The High Court has ruled this morning that prosecutions under the Hunting Act should be handled as “innocent until proven guilty”.

The landmark judgment will affect all prosecutions under the Hunting Act from now on, and some retrospectively, including that of Exmoor huntsman Tony Wright.

Mr Wright won his appeal against a conviction for unlawful hunting but in December the Crown Prosecution Service (CPS) asked for clarification of the points of law used to win his case.

Now two top judges have agreed the CPS must prove hunts have broken the law and the Countryside Alliance says the ruling will make the prosecution of many offences brought under the Hunting Act “much more difficult”.

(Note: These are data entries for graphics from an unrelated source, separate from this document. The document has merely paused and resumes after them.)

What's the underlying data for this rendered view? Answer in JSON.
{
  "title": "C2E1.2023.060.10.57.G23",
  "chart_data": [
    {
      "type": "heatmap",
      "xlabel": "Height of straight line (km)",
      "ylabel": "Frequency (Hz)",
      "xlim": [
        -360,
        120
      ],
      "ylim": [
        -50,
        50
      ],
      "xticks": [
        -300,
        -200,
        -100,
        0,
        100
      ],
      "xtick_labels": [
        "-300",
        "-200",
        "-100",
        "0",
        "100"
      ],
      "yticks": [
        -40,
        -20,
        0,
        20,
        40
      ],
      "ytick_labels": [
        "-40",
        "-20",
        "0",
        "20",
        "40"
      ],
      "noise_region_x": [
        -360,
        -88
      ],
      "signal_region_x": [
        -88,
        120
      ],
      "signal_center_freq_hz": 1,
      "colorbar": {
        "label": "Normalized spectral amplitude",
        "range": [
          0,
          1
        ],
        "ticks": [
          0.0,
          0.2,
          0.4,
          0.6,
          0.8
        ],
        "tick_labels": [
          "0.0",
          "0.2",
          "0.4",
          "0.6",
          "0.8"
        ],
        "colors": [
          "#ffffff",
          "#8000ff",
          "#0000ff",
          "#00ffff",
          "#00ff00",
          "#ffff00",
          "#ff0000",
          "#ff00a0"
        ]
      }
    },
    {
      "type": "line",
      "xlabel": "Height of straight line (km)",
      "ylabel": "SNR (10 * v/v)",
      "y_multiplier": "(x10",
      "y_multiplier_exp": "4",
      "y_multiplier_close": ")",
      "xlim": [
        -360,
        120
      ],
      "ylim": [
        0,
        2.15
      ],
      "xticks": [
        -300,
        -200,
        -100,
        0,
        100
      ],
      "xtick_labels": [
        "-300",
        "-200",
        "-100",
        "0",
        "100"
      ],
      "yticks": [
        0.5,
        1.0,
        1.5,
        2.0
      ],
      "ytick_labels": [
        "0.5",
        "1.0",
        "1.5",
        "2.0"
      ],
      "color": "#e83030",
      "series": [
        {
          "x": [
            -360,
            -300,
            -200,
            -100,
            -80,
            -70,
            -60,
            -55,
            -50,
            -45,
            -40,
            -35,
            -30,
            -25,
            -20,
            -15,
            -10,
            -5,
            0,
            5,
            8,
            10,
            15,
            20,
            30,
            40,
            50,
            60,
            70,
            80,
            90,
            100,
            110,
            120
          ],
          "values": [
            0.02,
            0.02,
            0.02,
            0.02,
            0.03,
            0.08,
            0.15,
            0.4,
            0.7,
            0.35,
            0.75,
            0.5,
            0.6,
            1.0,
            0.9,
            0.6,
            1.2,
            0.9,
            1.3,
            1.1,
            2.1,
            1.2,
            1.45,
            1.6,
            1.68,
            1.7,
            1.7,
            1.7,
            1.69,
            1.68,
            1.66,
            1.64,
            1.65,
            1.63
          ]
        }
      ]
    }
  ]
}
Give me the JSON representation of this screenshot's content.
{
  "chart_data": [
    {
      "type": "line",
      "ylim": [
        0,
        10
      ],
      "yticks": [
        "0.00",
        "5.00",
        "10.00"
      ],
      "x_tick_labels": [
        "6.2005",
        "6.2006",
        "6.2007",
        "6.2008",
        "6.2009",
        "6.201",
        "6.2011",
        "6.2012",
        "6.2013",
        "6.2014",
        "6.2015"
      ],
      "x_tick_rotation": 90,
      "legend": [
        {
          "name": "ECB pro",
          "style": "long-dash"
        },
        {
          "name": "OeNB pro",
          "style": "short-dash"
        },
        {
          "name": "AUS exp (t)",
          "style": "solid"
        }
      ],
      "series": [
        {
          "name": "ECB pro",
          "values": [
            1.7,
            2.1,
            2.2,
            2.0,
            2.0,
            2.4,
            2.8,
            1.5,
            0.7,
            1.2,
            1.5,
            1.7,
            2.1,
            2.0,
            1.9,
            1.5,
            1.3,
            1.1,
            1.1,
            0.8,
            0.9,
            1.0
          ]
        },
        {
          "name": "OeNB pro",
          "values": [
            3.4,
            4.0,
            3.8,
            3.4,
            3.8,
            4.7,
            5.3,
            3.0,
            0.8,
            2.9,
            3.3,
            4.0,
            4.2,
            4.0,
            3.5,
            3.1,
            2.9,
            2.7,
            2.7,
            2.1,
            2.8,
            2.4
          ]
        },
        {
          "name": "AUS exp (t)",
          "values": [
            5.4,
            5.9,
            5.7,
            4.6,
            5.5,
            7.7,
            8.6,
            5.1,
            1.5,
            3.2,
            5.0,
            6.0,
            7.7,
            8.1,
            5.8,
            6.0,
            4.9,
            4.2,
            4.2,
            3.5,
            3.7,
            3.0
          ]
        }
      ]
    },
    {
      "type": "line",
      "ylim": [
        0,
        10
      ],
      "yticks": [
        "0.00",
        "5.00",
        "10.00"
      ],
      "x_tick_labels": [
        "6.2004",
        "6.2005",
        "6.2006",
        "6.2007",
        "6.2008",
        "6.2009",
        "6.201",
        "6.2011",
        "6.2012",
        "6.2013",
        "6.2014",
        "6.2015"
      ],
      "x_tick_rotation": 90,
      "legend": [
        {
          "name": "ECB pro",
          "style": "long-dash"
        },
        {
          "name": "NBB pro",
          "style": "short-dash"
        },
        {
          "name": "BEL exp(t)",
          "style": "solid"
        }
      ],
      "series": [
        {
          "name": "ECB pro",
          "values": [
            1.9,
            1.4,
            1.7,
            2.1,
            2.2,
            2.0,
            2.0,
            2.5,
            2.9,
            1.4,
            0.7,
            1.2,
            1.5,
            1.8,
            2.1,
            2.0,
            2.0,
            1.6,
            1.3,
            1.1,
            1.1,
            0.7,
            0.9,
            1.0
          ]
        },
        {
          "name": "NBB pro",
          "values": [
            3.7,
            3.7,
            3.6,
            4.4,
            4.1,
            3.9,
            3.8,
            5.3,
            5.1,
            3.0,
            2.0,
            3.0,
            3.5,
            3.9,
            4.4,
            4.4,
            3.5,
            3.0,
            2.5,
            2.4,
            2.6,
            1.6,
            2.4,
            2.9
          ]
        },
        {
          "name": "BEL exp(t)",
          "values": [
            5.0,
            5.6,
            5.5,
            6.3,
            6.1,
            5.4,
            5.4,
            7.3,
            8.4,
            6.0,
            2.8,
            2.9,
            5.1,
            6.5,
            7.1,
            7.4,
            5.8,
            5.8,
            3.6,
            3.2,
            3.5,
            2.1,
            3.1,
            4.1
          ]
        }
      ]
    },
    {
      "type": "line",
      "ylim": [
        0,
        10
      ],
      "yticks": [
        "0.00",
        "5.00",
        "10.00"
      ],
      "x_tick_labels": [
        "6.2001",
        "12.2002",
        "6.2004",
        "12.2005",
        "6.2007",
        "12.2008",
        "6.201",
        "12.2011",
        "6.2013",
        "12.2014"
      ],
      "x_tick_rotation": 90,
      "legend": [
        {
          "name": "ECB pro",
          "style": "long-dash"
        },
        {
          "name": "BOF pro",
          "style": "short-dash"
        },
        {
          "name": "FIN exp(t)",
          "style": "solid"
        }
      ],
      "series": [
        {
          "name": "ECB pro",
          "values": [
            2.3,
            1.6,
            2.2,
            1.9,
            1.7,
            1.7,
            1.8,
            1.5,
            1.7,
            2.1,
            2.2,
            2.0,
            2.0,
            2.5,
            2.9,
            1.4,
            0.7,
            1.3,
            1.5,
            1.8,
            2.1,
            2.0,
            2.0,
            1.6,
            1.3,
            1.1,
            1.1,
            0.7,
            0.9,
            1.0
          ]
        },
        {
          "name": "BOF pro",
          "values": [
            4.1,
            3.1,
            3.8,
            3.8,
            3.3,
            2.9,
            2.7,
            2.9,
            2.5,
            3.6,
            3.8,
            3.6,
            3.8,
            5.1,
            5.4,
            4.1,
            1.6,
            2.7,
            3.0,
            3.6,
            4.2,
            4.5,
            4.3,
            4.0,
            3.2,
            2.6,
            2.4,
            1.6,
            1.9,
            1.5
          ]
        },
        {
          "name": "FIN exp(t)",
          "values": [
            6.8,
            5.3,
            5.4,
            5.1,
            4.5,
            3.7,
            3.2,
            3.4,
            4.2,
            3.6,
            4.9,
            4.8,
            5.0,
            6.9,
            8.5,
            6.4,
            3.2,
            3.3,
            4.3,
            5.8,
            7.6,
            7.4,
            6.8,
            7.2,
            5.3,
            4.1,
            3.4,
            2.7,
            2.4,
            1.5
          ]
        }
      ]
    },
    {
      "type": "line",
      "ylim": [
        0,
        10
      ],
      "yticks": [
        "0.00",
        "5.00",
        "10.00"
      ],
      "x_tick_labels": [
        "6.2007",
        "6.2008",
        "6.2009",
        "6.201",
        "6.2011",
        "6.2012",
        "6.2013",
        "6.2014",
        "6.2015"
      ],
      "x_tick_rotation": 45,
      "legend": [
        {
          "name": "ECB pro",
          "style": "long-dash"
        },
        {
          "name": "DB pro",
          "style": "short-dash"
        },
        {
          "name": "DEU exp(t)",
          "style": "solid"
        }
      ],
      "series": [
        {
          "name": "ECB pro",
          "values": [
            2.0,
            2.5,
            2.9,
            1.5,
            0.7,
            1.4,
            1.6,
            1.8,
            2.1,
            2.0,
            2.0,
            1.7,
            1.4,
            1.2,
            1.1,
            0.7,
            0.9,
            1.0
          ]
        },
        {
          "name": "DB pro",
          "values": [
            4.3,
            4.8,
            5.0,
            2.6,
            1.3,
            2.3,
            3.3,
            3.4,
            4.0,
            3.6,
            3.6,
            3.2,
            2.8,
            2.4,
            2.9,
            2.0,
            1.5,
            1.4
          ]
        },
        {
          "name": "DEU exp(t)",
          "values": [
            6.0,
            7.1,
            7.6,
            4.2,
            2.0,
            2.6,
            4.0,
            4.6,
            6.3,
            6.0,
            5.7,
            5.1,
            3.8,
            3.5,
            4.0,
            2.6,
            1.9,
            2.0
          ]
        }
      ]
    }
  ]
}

The High Court was asked to decide whether hunts have a right to say they are “innocent until proven guilty” when claiming the defence of hunting under an exemption, and what is meant by “hunting”.

Speaking to H&H this morning Exmoor huntsman Tony Wright said he was hugely relieved a case that had dragged on for three years was now over.

“I’m delighted and hope it will have a positive effect on the cases still to be heard,” he said.

“I don’t know if this is the end of it, but it is a relief that things have turned out this way. It has been a long time to endure, but it has been worth it.”

“It has at least helped to put several nails in the coffin of the Hunting Act.”